People in Virginia may ask why they need this expensive equipment. The water doesn’t get that cold.

Nothing could be further from the truth. Water temperatures routinely go to the low 40s in places like the Nansemond River or along the transit lanes leading to Norfolk and Newport News. If a boater, regardless of swimming capacity, falls into the water they have roughly an hour of survival time without the suit. According to the same District Nine release, if the water gets to 32 degrees or below a person in the water has less than 15 minutes!

Some may ask why an exposure suit is so important. The simple answer is that it keeps your natural body warmth with you, rather than losing it because of direct contact with cold water. I have worn exposure suits in Portland’s Fore River during a lifeboat drill and they are an amazing piece of equipment. The water temperature was a balmy 29 degrees and I remained very warm.

What other steps can you take regarding cold weather clothes? One thing I learned from commanding a Coast Guard patrol boat in Maine is that &uot;layering&uot; your clothes is imperative. Didn’t matter if you were getting underway for a fishery patrol in the Gulf of Maine or preparing to go skiing at Sunday River, layered clothes were the way to go.

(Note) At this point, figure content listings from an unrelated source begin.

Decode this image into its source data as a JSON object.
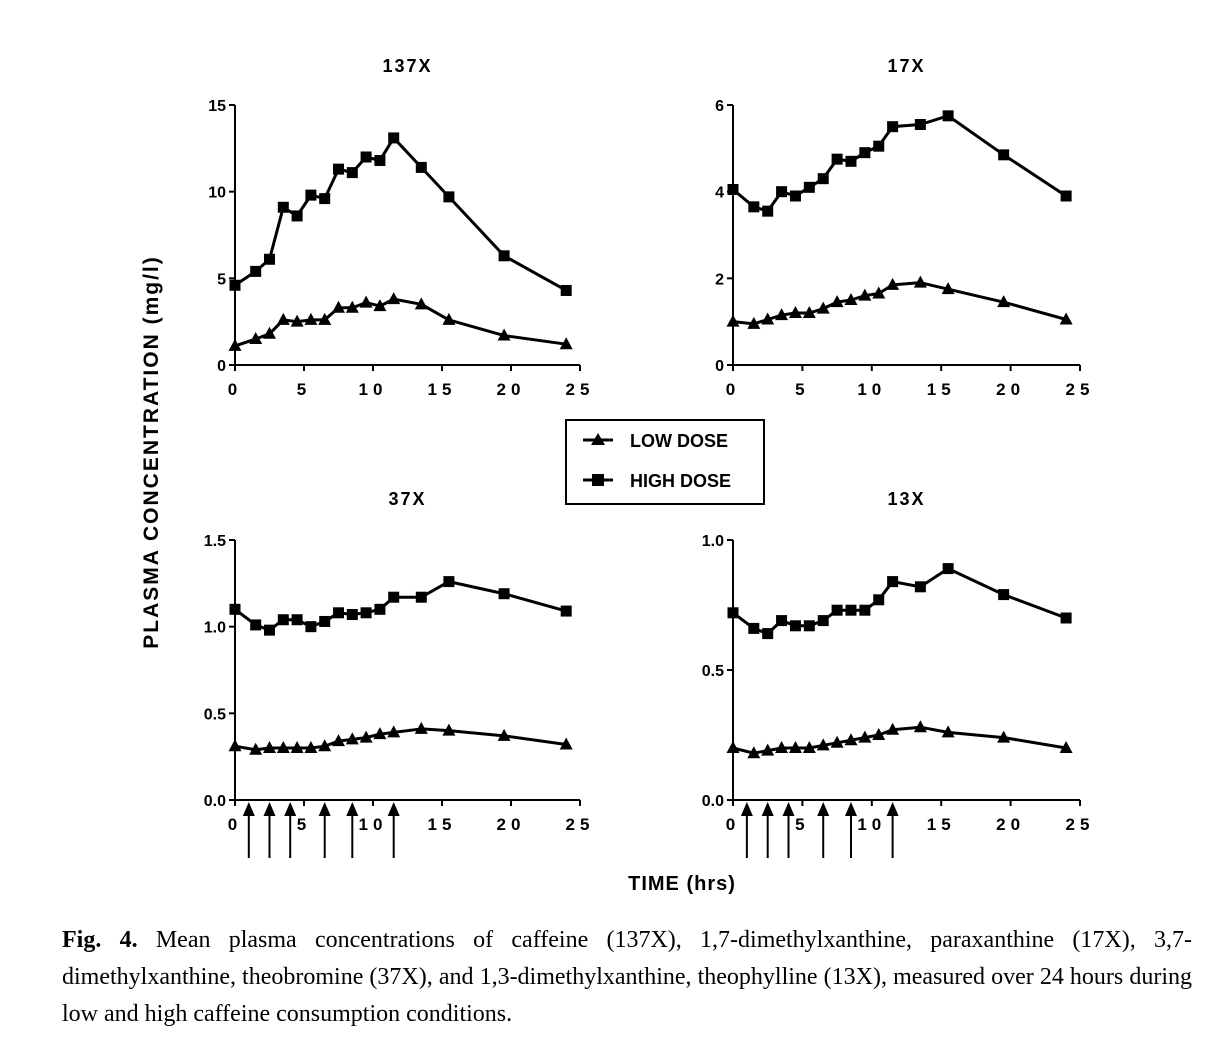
{
  "figure": {
    "ylabel": "PLASMA CONCENTRATION (mg/l)",
    "xlabel": "TIME (hrs)",
    "caption_lead": "Fig. 4.",
    "caption_text": " Mean plasma concentrations of caffeine (137X), 1,7-dimethylxanthine, paraxanthine (17X), 3,7-dimethylxanthine, theobromine (37X), and 1,3-dimethylxanthine, theophylline (13X), measured over 24 hours during low and high caffeine consumption conditions."
  },
  "legend": [
    {
      "label": "LOW DOSE",
      "marker": "triangle"
    },
    {
      "label": "HIGH DOSE",
      "marker": "square"
    }
  ],
  "chart_data": [
    {
      "type": "line",
      "title": "137X",
      "xlabel": "TIME (hrs)",
      "ylabel": "PLASMA CONCENTRATION (mg/l)",
      "xlim": [
        0,
        25
      ],
      "ylim": [
        0,
        15
      ],
      "xticks": [
        0,
        5,
        10,
        15,
        20,
        25
      ],
      "yticks": [
        0,
        5,
        10,
        15
      ],
      "yticklabels": [
        "0",
        "5",
        "10",
        "15"
      ],
      "x": [
        0,
        1.5,
        2.5,
        3.5,
        4.5,
        5.5,
        6.5,
        7.5,
        8.5,
        9.5,
        10.5,
        11.5,
        13.5,
        15.5,
        19.5,
        24
      ],
      "series": [
        {
          "name": "LOW DOSE",
          "marker": "triangle",
          "values": [
            1.1,
            1.5,
            1.8,
            2.6,
            2.5,
            2.6,
            2.6,
            3.3,
            3.3,
            3.6,
            3.4,
            3.8,
            3.5,
            2.6,
            1.7,
            1.2
          ]
        },
        {
          "name": "HIGH DOSE",
          "marker": "square",
          "values": [
            4.6,
            5.4,
            6.1,
            9.1,
            8.6,
            9.8,
            9.6,
            11.3,
            11.1,
            12.0,
            11.8,
            13.1,
            11.4,
            9.7,
            6.3,
            4.3
          ]
        }
      ],
      "arrows": []
    },
    {
      "type": "line",
      "title": "17X",
      "xlabel": "TIME (hrs)",
      "ylabel": "PLASMA CONCENTRATION (mg/l)",
      "xlim": [
        0,
        25
      ],
      "ylim": [
        0,
        6
      ],
      "xticks": [
        0,
        5,
        10,
        15,
        20,
        25
      ],
      "yticks": [
        0,
        2,
        4,
        6
      ],
      "yticklabels": [
        "0",
        "2",
        "4",
        "6"
      ],
      "x": [
        0,
        1.5,
        2.5,
        3.5,
        4.5,
        5.5,
        6.5,
        7.5,
        8.5,
        9.5,
        10.5,
        11.5,
        13.5,
        15.5,
        19.5,
        24
      ],
      "series": [
        {
          "name": "LOW DOSE",
          "marker": "triangle",
          "values": [
            1.0,
            0.95,
            1.05,
            1.15,
            1.2,
            1.2,
            1.3,
            1.45,
            1.5,
            1.6,
            1.65,
            1.85,
            1.9,
            1.75,
            1.45,
            1.05
          ]
        },
        {
          "name": "HIGH DOSE",
          "marker": "square",
          "values": [
            4.05,
            3.65,
            3.55,
            4.0,
            3.9,
            4.1,
            4.3,
            4.75,
            4.7,
            4.9,
            5.05,
            5.5,
            5.55,
            5.75,
            4.85,
            3.9
          ]
        }
      ],
      "arrows": []
    },
    {
      "type": "line",
      "title": "37X",
      "xlabel": "TIME (hrs)",
      "ylabel": "PLASMA CONCENTRATION (mg/l)",
      "xlim": [
        0,
        25
      ],
      "ylim": [
        0,
        1.5
      ],
      "xticks": [
        0,
        5,
        10,
        15,
        20,
        25
      ],
      "yticks": [
        0,
        0.5,
        1.0,
        1.5
      ],
      "yticklabels": [
        "0.0",
        "0.5",
        "1.0",
        "1.5"
      ],
      "x": [
        0,
        1.5,
        2.5,
        3.5,
        4.5,
        5.5,
        6.5,
        7.5,
        8.5,
        9.5,
        10.5,
        11.5,
        13.5,
        15.5,
        19.5,
        24
      ],
      "series": [
        {
          "name": "LOW DOSE",
          "marker": "triangle",
          "values": [
            0.31,
            0.29,
            0.3,
            0.3,
            0.3,
            0.3,
            0.31,
            0.34,
            0.35,
            0.36,
            0.38,
            0.39,
            0.41,
            0.4,
            0.37,
            0.32
          ]
        },
        {
          "name": "HIGH DOSE",
          "marker": "square",
          "values": [
            1.1,
            1.01,
            0.98,
            1.04,
            1.04,
            1.0,
            1.03,
            1.08,
            1.07,
            1.08,
            1.1,
            1.17,
            1.17,
            1.26,
            1.19,
            1.09
          ]
        }
      ],
      "arrows": [
        1,
        2.5,
        4,
        6.5,
        8.5,
        11.5
      ]
    },
    {
      "type": "line",
      "title": "13X",
      "xlabel": "TIME (hrs)",
      "ylabel": "PLASMA CONCENTRATION (mg/l)",
      "xlim": [
        0,
        25
      ],
      "ylim": [
        0,
        1.0
      ],
      "xticks": [
        0,
        5,
        10,
        15,
        20,
        25
      ],
      "yticks": [
        0,
        0.5,
        1.0
      ],
      "yticklabels": [
        "0.0",
        "0.5",
        "1.0"
      ],
      "x": [
        0,
        1.5,
        2.5,
        3.5,
        4.5,
        5.5,
        6.5,
        7.5,
        8.5,
        9.5,
        10.5,
        11.5,
        13.5,
        15.5,
        19.5,
        24
      ],
      "series": [
        {
          "name": "LOW DOSE",
          "marker": "triangle",
          "values": [
            0.2,
            0.18,
            0.19,
            0.2,
            0.2,
            0.2,
            0.21,
            0.22,
            0.23,
            0.24,
            0.25,
            0.27,
            0.28,
            0.26,
            0.24,
            0.2
          ]
        },
        {
          "name": "HIGH DOSE",
          "marker": "square",
          "values": [
            0.72,
            0.66,
            0.64,
            0.69,
            0.67,
            0.67,
            0.69,
            0.73,
            0.73,
            0.73,
            0.77,
            0.84,
            0.82,
            0.89,
            0.79,
            0.7
          ]
        }
      ],
      "arrows": [
        1,
        2.5,
        4,
        6.5,
        8.5,
        11.5
      ]
    }
  ]
}
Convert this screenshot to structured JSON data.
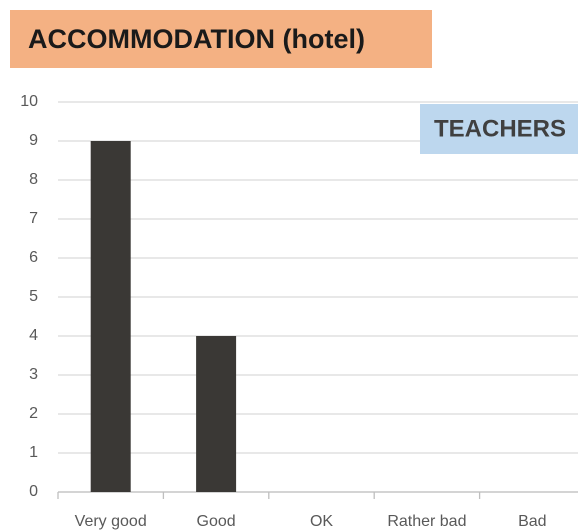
{
  "chart_data": {
    "type": "bar",
    "title": "ACCOMMODATION (hotel)",
    "annotation": "TEACHERS",
    "categories": [
      "Very good",
      "Good",
      "OK",
      "Rather bad",
      "Bad"
    ],
    "values": [
      9,
      4,
      0,
      0,
      0
    ],
    "color": "#3a3835",
    "ylim": [
      0,
      10
    ],
    "yticks": [
      0,
      1,
      2,
      3,
      4,
      5,
      6,
      7,
      8,
      9,
      10
    ],
    "grid": true
  }
}
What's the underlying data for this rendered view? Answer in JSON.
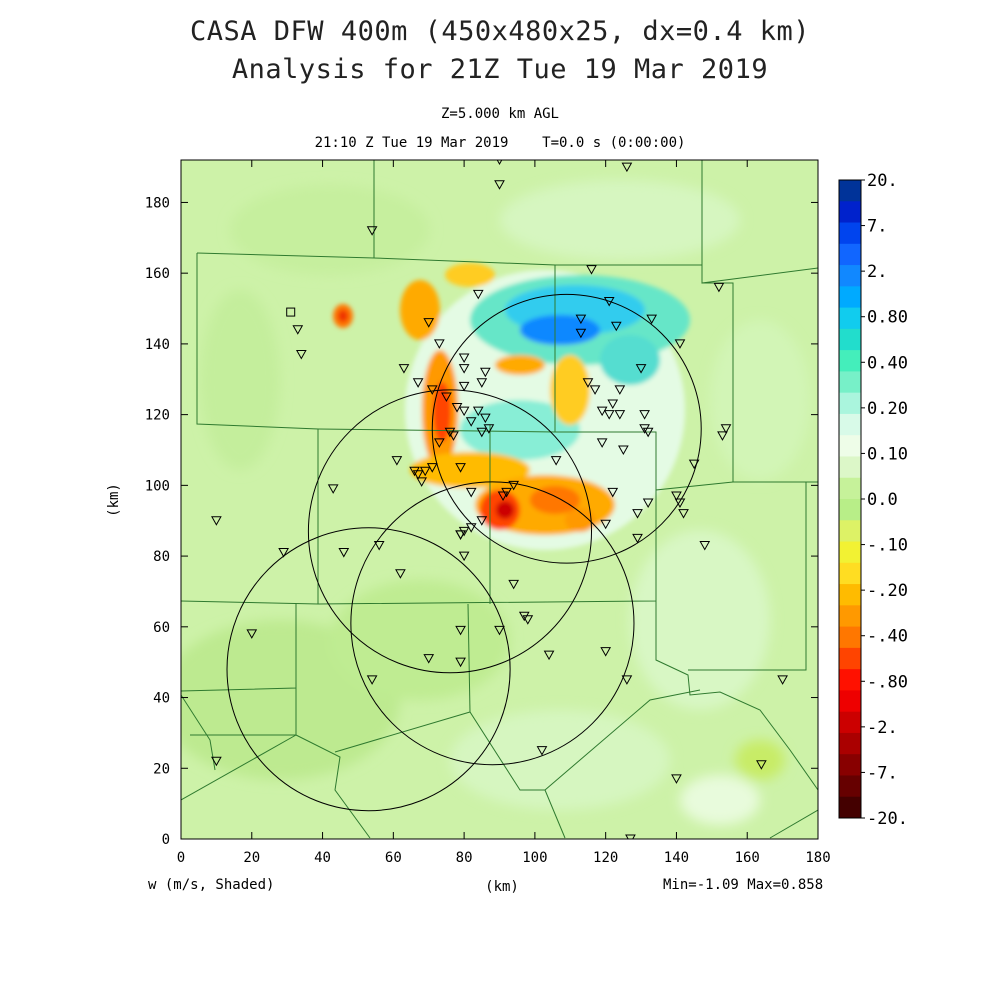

The Ohio Department of Natural Resources adds to my recommendation by breaking down their clothing recommendations into two areas: protective layers and insulating fabrics. Protective layers are the outer cover that keeps wind and water away from the next layer. I have a Gore-Tex-made jacket which is wonderful, but the Ohio Department of Natural Resources also points out on its Web site that other new microfibers are ideal.

The second half of the Ohio DNR’s recommendation is for insulating fabrics. These are the wonderful pieces of clothes that can be either natural or man-made, which trap the heat next to you.

If you use the layered approach, start with a polypropylene garment and work outward. By using this approach you will remain warm and comfortable.